ATI RN
ATI Comprehensive Exit Exam
1. A nurse is providing teaching about folic acid to a client who is primigravida. Which of the following information should the nurse include in the teaching?
- A. You should take folic acid to prevent neural tube defects in your baby.
- B. You should consume at least 400 micrograms of folic acid daily.
- C. You can increase your dietary intake of folic acid by consuming cereals and citrus fruits.
- D. You should expect improved energy levels when taking folic acid supplements.
Correct answer: C
Rationale: The correct answer is C. Folic acid helps prevent neural tube defects, and dietary sources like cereals and citrus fruits are good options to increase folic acid intake. Choice A is incorrect because folic acid is primarily recommended to prevent neural tube defects, not to prevent infections. Choice B is incorrect because the recommended daily intake of folic acid for pregnant women is at least 400 micrograms, not 300. Choice D is incorrect because folic acid is not typically associated with improving energy levels.
2. A client has a hemoglobin level of 7 g/dL. Which of the following findings should the nurse expect?
- A. Bounding pulses
- B. Elevated blood pressure
- C. Headache
- D. Pale, cool skin
Correct answer: D
Rationale: Pale, cool skin is a common finding in clients with a hemoglobin level of 7 g/dL due to decreased oxygen carrying capacity. Bounding pulses (Choice A) are not typically associated with low hemoglobin levels. Elevated blood pressure (Choice B) is not a common finding in clients with anemia. While headache (Choice C) can occur with anemia, it is not a specific finding directly related to a hemoglobin level of 7 g/dL.

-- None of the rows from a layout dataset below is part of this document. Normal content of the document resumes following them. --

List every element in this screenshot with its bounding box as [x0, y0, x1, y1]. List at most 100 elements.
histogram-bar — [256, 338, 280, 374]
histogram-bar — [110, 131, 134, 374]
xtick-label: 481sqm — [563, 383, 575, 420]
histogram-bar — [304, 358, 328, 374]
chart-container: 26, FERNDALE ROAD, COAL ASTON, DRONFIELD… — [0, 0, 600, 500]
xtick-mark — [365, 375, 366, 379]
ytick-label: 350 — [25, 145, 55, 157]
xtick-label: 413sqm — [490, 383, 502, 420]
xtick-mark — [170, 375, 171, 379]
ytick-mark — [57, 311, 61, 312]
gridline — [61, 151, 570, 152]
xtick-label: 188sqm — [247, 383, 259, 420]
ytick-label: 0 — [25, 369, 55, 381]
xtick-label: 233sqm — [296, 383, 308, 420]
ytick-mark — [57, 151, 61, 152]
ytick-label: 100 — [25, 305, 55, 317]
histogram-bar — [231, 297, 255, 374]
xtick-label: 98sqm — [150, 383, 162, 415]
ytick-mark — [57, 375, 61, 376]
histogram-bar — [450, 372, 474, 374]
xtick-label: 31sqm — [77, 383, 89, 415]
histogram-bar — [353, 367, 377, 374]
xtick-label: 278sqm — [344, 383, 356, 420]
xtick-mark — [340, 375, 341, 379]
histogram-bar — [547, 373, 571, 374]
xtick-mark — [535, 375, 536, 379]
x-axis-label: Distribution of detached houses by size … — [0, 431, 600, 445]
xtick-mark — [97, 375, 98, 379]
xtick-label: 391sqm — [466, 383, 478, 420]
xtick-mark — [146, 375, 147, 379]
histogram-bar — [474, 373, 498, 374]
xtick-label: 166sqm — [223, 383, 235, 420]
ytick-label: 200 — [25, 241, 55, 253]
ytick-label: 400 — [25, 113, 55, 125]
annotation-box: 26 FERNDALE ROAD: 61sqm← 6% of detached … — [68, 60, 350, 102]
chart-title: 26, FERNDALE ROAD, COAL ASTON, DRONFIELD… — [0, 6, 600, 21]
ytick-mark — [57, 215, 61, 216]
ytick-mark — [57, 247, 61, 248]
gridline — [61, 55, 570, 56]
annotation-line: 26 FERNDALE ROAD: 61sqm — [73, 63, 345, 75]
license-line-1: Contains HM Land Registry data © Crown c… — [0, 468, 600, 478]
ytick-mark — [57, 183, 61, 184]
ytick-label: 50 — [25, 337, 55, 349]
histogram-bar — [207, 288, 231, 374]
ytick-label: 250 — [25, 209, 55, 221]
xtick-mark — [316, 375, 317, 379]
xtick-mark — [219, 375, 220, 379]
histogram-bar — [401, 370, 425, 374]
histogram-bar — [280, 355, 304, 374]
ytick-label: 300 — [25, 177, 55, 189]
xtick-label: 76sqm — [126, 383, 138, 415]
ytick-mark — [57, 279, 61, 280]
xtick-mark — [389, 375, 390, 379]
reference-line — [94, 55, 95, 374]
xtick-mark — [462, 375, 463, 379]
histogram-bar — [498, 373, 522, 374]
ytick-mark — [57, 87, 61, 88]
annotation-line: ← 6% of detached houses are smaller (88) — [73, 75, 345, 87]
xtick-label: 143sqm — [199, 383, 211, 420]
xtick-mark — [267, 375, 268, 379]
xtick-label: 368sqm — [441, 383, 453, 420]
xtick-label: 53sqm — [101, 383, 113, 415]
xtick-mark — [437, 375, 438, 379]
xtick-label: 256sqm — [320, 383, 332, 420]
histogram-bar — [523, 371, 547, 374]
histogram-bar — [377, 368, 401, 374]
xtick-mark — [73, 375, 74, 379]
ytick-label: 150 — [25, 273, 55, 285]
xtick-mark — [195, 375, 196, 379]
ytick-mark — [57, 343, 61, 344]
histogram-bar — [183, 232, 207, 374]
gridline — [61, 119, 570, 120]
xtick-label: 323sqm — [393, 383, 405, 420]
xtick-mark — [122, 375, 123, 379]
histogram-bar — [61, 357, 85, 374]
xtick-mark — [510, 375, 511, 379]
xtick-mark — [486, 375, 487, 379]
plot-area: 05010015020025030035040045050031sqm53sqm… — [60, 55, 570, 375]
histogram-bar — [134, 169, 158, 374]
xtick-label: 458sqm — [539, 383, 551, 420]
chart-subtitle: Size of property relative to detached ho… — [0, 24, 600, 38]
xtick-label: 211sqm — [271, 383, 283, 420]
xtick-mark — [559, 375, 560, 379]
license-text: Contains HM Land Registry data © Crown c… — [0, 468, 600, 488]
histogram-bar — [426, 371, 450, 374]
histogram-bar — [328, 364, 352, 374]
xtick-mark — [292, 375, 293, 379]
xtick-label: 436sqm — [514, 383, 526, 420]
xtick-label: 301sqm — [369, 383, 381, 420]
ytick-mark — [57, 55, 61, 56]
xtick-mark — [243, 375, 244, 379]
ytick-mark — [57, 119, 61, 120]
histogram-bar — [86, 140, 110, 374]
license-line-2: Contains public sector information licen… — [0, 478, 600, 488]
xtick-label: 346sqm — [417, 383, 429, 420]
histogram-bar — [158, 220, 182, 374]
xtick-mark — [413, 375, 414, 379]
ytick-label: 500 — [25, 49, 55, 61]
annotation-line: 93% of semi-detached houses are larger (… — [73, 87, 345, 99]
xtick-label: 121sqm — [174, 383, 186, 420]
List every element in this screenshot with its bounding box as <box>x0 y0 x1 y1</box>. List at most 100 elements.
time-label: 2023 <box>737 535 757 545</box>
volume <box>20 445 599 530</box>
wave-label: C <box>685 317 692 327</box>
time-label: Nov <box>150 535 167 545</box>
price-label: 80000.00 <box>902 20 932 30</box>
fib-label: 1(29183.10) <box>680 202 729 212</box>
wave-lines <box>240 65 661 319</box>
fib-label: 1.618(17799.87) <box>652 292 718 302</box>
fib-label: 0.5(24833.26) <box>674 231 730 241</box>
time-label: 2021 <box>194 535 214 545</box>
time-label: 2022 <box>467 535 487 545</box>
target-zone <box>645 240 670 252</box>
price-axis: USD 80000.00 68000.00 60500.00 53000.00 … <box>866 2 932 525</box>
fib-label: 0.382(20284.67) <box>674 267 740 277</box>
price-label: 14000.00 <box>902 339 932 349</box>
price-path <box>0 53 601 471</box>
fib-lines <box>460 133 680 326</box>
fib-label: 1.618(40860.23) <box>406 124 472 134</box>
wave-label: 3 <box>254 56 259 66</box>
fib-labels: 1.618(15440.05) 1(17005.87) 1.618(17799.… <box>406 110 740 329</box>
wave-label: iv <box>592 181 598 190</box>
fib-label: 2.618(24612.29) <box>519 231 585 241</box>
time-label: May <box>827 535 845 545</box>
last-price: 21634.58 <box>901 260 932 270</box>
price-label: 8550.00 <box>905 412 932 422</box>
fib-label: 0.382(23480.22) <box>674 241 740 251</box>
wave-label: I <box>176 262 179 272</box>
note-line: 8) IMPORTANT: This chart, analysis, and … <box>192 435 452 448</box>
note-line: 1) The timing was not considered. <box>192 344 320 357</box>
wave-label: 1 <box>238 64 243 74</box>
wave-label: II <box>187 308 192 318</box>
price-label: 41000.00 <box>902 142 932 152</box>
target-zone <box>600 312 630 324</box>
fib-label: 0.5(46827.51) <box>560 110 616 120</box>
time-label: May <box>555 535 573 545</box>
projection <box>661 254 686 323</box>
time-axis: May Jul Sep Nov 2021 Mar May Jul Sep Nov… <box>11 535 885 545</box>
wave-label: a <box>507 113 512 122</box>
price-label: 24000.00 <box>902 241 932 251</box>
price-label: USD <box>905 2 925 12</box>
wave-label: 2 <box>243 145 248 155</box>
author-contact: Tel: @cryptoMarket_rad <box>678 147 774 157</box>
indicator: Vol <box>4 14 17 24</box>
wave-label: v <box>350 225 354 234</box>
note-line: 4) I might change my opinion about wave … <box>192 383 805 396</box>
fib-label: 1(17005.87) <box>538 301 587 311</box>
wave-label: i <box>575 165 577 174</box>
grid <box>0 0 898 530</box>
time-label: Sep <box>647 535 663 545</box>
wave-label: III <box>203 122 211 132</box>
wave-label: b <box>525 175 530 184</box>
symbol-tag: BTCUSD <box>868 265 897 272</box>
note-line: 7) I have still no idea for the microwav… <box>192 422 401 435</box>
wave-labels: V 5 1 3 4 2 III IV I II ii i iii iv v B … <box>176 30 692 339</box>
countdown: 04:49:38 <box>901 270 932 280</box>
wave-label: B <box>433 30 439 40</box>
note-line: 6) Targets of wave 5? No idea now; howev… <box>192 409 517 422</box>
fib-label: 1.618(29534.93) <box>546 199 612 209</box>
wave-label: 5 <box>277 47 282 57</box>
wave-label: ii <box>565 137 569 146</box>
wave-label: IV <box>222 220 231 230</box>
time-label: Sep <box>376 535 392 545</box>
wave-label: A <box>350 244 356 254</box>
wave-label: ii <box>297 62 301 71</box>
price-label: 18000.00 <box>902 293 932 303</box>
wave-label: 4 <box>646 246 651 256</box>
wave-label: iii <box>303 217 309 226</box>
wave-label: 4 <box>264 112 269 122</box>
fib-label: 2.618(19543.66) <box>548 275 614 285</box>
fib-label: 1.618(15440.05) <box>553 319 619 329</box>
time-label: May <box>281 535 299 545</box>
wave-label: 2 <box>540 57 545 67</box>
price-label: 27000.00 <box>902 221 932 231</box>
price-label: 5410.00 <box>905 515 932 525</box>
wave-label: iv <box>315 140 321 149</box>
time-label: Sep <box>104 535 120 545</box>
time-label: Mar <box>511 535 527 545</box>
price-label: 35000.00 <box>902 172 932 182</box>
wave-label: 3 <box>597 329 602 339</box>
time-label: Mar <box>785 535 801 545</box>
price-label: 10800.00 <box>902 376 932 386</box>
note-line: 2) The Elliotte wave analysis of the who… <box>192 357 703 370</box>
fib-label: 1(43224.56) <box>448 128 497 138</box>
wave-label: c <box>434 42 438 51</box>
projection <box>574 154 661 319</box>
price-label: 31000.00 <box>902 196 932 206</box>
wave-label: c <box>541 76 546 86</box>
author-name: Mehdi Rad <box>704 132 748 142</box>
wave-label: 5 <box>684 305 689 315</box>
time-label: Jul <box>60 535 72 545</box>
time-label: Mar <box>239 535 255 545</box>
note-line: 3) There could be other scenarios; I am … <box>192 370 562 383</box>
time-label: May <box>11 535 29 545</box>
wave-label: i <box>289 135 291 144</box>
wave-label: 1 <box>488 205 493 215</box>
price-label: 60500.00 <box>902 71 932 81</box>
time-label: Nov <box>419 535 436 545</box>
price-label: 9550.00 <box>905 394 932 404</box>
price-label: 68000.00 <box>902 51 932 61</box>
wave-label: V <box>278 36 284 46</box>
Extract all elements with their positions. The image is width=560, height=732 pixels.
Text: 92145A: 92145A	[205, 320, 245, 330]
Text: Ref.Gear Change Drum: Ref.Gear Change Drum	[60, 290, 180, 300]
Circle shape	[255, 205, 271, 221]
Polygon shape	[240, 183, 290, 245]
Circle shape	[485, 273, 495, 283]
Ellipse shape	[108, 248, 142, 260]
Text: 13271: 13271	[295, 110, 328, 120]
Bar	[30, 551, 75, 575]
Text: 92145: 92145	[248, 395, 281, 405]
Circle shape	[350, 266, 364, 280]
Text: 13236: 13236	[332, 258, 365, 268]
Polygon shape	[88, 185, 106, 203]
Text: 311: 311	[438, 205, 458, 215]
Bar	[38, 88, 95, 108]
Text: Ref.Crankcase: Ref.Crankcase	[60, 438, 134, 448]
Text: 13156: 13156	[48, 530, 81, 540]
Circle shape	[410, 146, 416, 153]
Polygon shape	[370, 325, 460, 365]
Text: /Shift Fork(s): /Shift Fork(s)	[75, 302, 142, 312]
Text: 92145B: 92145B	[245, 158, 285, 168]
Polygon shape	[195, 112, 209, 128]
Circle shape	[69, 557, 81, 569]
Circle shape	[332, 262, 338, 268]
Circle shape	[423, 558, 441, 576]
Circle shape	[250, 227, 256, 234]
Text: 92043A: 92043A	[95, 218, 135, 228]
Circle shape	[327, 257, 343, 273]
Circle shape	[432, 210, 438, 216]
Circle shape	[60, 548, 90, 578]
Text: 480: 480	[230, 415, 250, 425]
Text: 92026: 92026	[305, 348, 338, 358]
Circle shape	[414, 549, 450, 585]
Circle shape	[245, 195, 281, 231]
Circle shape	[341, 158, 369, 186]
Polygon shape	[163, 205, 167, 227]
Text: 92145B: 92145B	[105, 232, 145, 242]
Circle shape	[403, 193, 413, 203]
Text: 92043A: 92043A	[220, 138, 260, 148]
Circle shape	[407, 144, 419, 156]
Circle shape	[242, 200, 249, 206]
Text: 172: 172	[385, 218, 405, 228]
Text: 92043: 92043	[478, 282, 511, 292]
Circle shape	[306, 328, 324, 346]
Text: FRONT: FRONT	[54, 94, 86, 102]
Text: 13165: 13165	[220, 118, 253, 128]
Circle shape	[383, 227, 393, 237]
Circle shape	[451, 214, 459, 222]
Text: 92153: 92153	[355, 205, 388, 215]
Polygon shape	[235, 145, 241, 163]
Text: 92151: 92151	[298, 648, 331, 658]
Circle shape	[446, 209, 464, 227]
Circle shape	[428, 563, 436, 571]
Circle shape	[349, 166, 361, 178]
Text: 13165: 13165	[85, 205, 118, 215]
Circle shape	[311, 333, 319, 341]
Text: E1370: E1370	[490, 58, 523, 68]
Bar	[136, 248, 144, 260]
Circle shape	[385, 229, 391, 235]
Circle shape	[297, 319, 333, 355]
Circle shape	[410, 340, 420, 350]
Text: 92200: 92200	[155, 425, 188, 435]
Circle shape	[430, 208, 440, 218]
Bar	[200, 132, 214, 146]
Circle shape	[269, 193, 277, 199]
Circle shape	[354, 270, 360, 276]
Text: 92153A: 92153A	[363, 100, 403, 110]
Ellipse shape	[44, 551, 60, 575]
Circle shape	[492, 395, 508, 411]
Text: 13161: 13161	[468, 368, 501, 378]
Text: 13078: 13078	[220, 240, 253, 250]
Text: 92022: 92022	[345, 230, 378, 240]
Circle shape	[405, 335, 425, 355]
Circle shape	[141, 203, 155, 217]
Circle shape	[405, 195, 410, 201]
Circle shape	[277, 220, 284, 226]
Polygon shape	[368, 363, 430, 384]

3. A client is experiencing mild anxiety. Which of the following findings should the nurse expect?
- A. Feelings of dread
- B. Heightened perceptual field
- C. Rapid speech
- D. Purposeless activity
Correct answer: B
Rationale: In clients experiencing mild anxiety, a heightened perceptual field is a common finding. This means that the individual may be more alert and observant of their surroundings, sometimes to the point of being hyper-aware. Choices A, C, and D are less likely to be associated with mild anxiety. Feelings of dread (Choice A) are more commonly seen in moderate to severe anxiety. Rapid speech (Choice C) may be observed in some cases of anxiety, but it is not a specific hallmark of mild anxiety. Purposeless activity (Choice D) is more indicative of severe anxiety or other mental health conditions.
4. While caring for a client receiving an opioid analgesic for pain management, which assessment should the nurse prioritize?
- A. Monitor the client's urinary output.
- B. Check the client's blood pressure.
- C. Assess the client for constipation.
- D. Monitor the client's respiratory rate.
Correct answer: D
Rationale: The correct answer is to monitor the client's respiratory rate. When a client is receiving opioids, the priority assessment is the respiratory rate since opioids can lead to respiratory depression. Monitoring urinary output, blood pressure, and constipation are also important but not the priority in this scenario.
5. A nurse is reviewing the medical records of a client with a history of depression who is experiencing a situational crisis. What should the nurse do first?
- A. Confirm the client's perception of the event.
- B. Notify the client's support system.
- C. Help the client identify personal strengths.
- D. Teach the client relaxation techniques.
Correct answer: A
Rationale: Confirming the client's perception of the event is crucial in understanding how they are interpreting the crisis situation. This helps the nurse gain insight into the client's perspective, emotions, and needs. By validating the client's perception, the nurse can establish trust and rapport, which are essential in providing effective support during a crisis. Notifying the client's support system (Choice B) may be important but should come after understanding the client's perspective. Helping the client identify personal strengths (Choice C) and teaching relaxation techniques (Choice D) are valuable interventions but should follow the initial step of confirming the client's perception to ensure individualized care.